JOURNALIST: No, but will they be following British – will they be following Chinese and Russian submarines that do?

BARNABY JOYCE: There’s things about that: (a), number one, I don’t know. And, number two, if I did know, there’s no way I’d sit on a press conference here in Tamworth and just go, “Oh, now, keep this to yourself, fellas, but”.

JOURNALIST: Sure, fair enough. Can I ask you about another thing? Is that all right?

SPEAKER: Yeah, probably one more.

JOURNALIST: How did last night go, the –

BARNABY JOYCE: Yeah, 270 people we had online for the town hall, tele town hall, and we had hundreds more who were listening but not actually participating in it. So it’s really essential in a time of Covid to make sure we give people a venue to ask questions, hear what we say and we hope that the questions that are asked are probably in the same format as what a lot of other questions that are provided to us are. We did it in the north of the electorate. We’re trying to show people we’re getting around, but we’re trying to open it so that as many people as possible have the capacity to talk to us. And they understand the restrictions that so many of us are under.

JOURNALIST: Sure. What were the big issues that were brought up?

BARNABY JOYCE: A lot of the issues is about obviously Covid. Covid is a huge one and how we deal with that. There were some questions about telecommunications as well and obviously also questions to do with also defence, submarines. I’d say the biggest issue is Covid and the economic effects of Covid. Today at a small business forum in Armidale, once more, it was about how we get the economy moving because they want to make a buck again. They appreciate government support. In some instances they want more, but they understand that there’s a limit to that.
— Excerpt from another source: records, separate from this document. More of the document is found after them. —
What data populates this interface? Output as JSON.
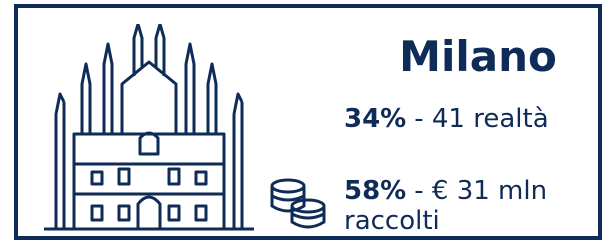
{
  "title": "Milano",
  "stats": [
    {
      "percent": "34%",
      "text": "- 41 realtà"
    },
    {
      "percent": "58%",
      "text": "- € 31 mln raccolti"
    }
  ]
}
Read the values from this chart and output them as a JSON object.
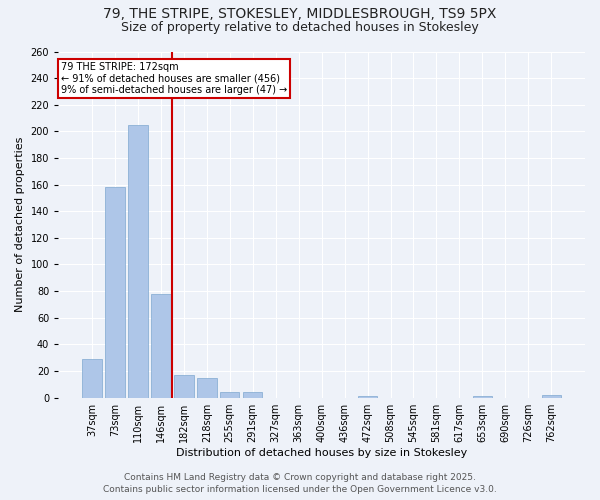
{
  "title_line1": "79, THE STRIPE, STOKESLEY, MIDDLESBROUGH, TS9 5PX",
  "title_line2": "Size of property relative to detached houses in Stokesley",
  "xlabel": "Distribution of detached houses by size in Stokesley",
  "ylabel": "Number of detached properties",
  "categories": [
    "37sqm",
    "73sqm",
    "110sqm",
    "146sqm",
    "182sqm",
    "218sqm",
    "255sqm",
    "291sqm",
    "327sqm",
    "363sqm",
    "400sqm",
    "436sqm",
    "472sqm",
    "508sqm",
    "545sqm",
    "581sqm",
    "617sqm",
    "653sqm",
    "690sqm",
    "726sqm",
    "762sqm"
  ],
  "values": [
    29,
    158,
    205,
    78,
    17,
    15,
    4,
    4,
    0,
    0,
    0,
    0,
    1,
    0,
    0,
    0,
    0,
    1,
    0,
    0,
    2
  ],
  "bar_color": "#aec6e8",
  "bar_edge_color": "#7fa8d0",
  "annotation_text_line1": "79 THE STRIPE: 172sqm",
  "annotation_text_line2": "← 91% of detached houses are smaller (456)",
  "annotation_text_line3": "9% of semi-detached houses are larger (47) →",
  "annotation_box_color": "#ffffff",
  "annotation_box_edge": "#cc0000",
  "vline_color": "#cc0000",
  "vline_x": 3.5,
  "ylim": [
    0,
    260
  ],
  "yticks": [
    0,
    20,
    40,
    60,
    80,
    100,
    120,
    140,
    160,
    180,
    200,
    220,
    240,
    260
  ],
  "footer_line1": "Contains HM Land Registry data © Crown copyright and database right 2025.",
  "footer_line2": "Contains public sector information licensed under the Open Government Licence v3.0.",
  "background_color": "#eef2f9",
  "plot_bg_color": "#eef2f9",
  "grid_color": "#ffffff",
  "title_fontsize": 10,
  "subtitle_fontsize": 9,
  "axis_label_fontsize": 8,
  "tick_fontsize": 7,
  "footer_fontsize": 6.5
}
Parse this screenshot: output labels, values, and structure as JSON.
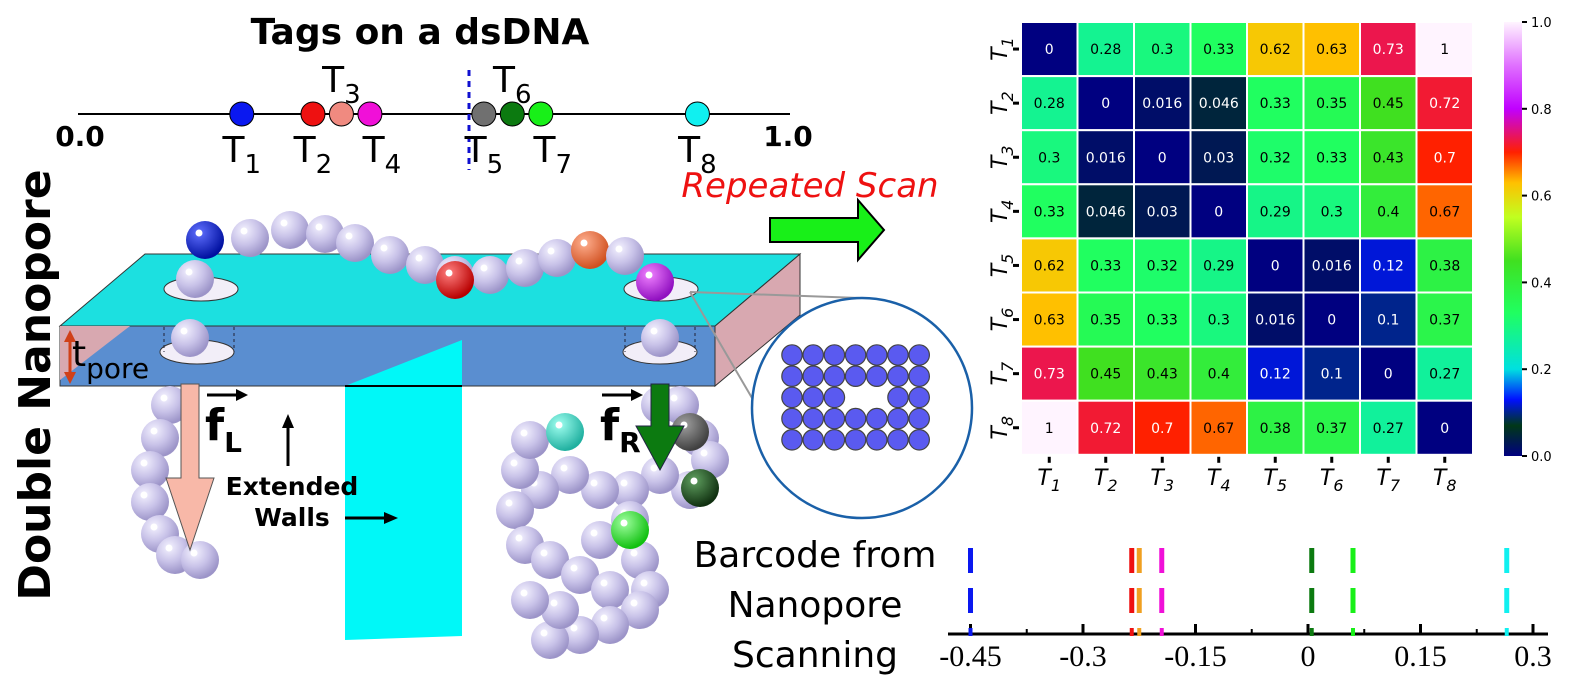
{
  "diagram": {
    "vertical_title": "Double Nanopore",
    "tags_title": "Tags on a dsDNA",
    "line_start": "0.0",
    "line_end": "1.0",
    "tags": [
      {
        "name": "T",
        "sub": "1",
        "pos": 0.23,
        "color": "#0a18f0"
      },
      {
        "name": "T",
        "sub": "2",
        "pos": 0.33,
        "color": "#ee1111"
      },
      {
        "name": "T",
        "sub": "3",
        "pos": 0.37,
        "color": "#f08a80"
      },
      {
        "name": "T",
        "sub": "4",
        "pos": 0.41,
        "color": "#f010d8"
      },
      {
        "name": "T",
        "sub": "5",
        "pos": 0.57,
        "color": "#707070"
      },
      {
        "name": "T",
        "sub": "6",
        "pos": 0.61,
        "color": "#0c7a10"
      },
      {
        "name": "T",
        "sub": "7",
        "pos": 0.65,
        "color": "#18f018"
      },
      {
        "name": "T",
        "sub": "8",
        "pos": 0.87,
        "color": "#10f0f0"
      }
    ],
    "repeated_scan": "Repeated Scan",
    "t_pore": {
      "main": "t",
      "sub": "pore"
    },
    "force_left": {
      "main": "f",
      "sub": "L"
    },
    "force_right": {
      "main": "f",
      "sub": "R"
    },
    "extended_walls": [
      "Extended",
      "Walls"
    ],
    "barcode_caption": [
      "Barcode from",
      "Nanopore",
      "Scanning"
    ]
  },
  "chart_data": [
    {
      "type": "heatmap",
      "row_labels": [
        "T1",
        "T2",
        "T3",
        "T4",
        "T5",
        "T6",
        "T7",
        "T8"
      ],
      "col_labels": [
        "T1",
        "T2",
        "T3",
        "T4",
        "T5",
        "T6",
        "T7",
        "T8"
      ],
      "values": [
        [
          0,
          0.28,
          0.3,
          0.33,
          0.62,
          0.63,
          0.73,
          1
        ],
        [
          0.28,
          0,
          0.016,
          0.046,
          0.33,
          0.35,
          0.45,
          0.72
        ],
        [
          0.3,
          0.016,
          0,
          0.03,
          0.32,
          0.33,
          0.43,
          0.7
        ],
        [
          0.33,
          0.046,
          0.03,
          0,
          0.29,
          0.3,
          0.4,
          0.67
        ],
        [
          0.62,
          0.33,
          0.32,
          0.29,
          0,
          0.016,
          0.12,
          0.38
        ],
        [
          0.63,
          0.35,
          0.33,
          0.3,
          0.016,
          0,
          0.1,
          0.37
        ],
        [
          0.73,
          0.45,
          0.43,
          0.4,
          0.12,
          0.1,
          0,
          0.27
        ],
        [
          1,
          0.72,
          0.7,
          0.67,
          0.38,
          0.37,
          0.27,
          0
        ]
      ],
      "colorbar": {
        "ticks": [
          "0.0",
          "0.2",
          "0.4",
          "0.6",
          "0.8",
          "1.0"
        ],
        "range": [
          0,
          1
        ]
      }
    },
    {
      "type": "scatter",
      "x_ticks": [
        "-0.45",
        "-0.3",
        "-0.15",
        "0",
        "0.15",
        "0.3"
      ],
      "x_tick_values": [
        -0.45,
        -0.3,
        -0.15,
        0,
        0.15,
        0.3
      ],
      "xlim": [
        -0.48,
        0.32
      ],
      "rows": 2,
      "marks": [
        {
          "x": -0.45,
          "color": "#0a18f0"
        },
        {
          "x": -0.235,
          "color": "#ee1111"
        },
        {
          "x": -0.225,
          "color": "#f0a020"
        },
        {
          "x": -0.195,
          "color": "#f010d8"
        },
        {
          "x": 0.005,
          "color": "#0c7a10"
        },
        {
          "x": 0.06,
          "color": "#18f018"
        },
        {
          "x": 0.265,
          "color": "#10f0f0"
        }
      ]
    }
  ]
}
And the only solution to this in the long term is to get the economy working again and we get the economy working again by opening it up again and we open it up again by people getting inoculated twice. We hope that around about the end of October we’re going to have more vaccine doses, vastly more than people who want to get vaccinated, and then we’re in a position to say, “Okay, from now on the risk is yours because we’re opening the economy up and we’re moving on.” Because each one of those shops, that’s precisely what they need.

JOURNALIST: And will you do another one or another part of the electorate –

BARNABY JOYCE: I’ve done one before and so that was not the first. And I look forward to doing more. And, you know, obviously one-on-one meetings in person is the best outcome. That’s what we did in Armidale. But if you can’t do that then tele town halls are – how do you speak to hundreds of people in one venue through a phone? Okay, done? Thanks guys.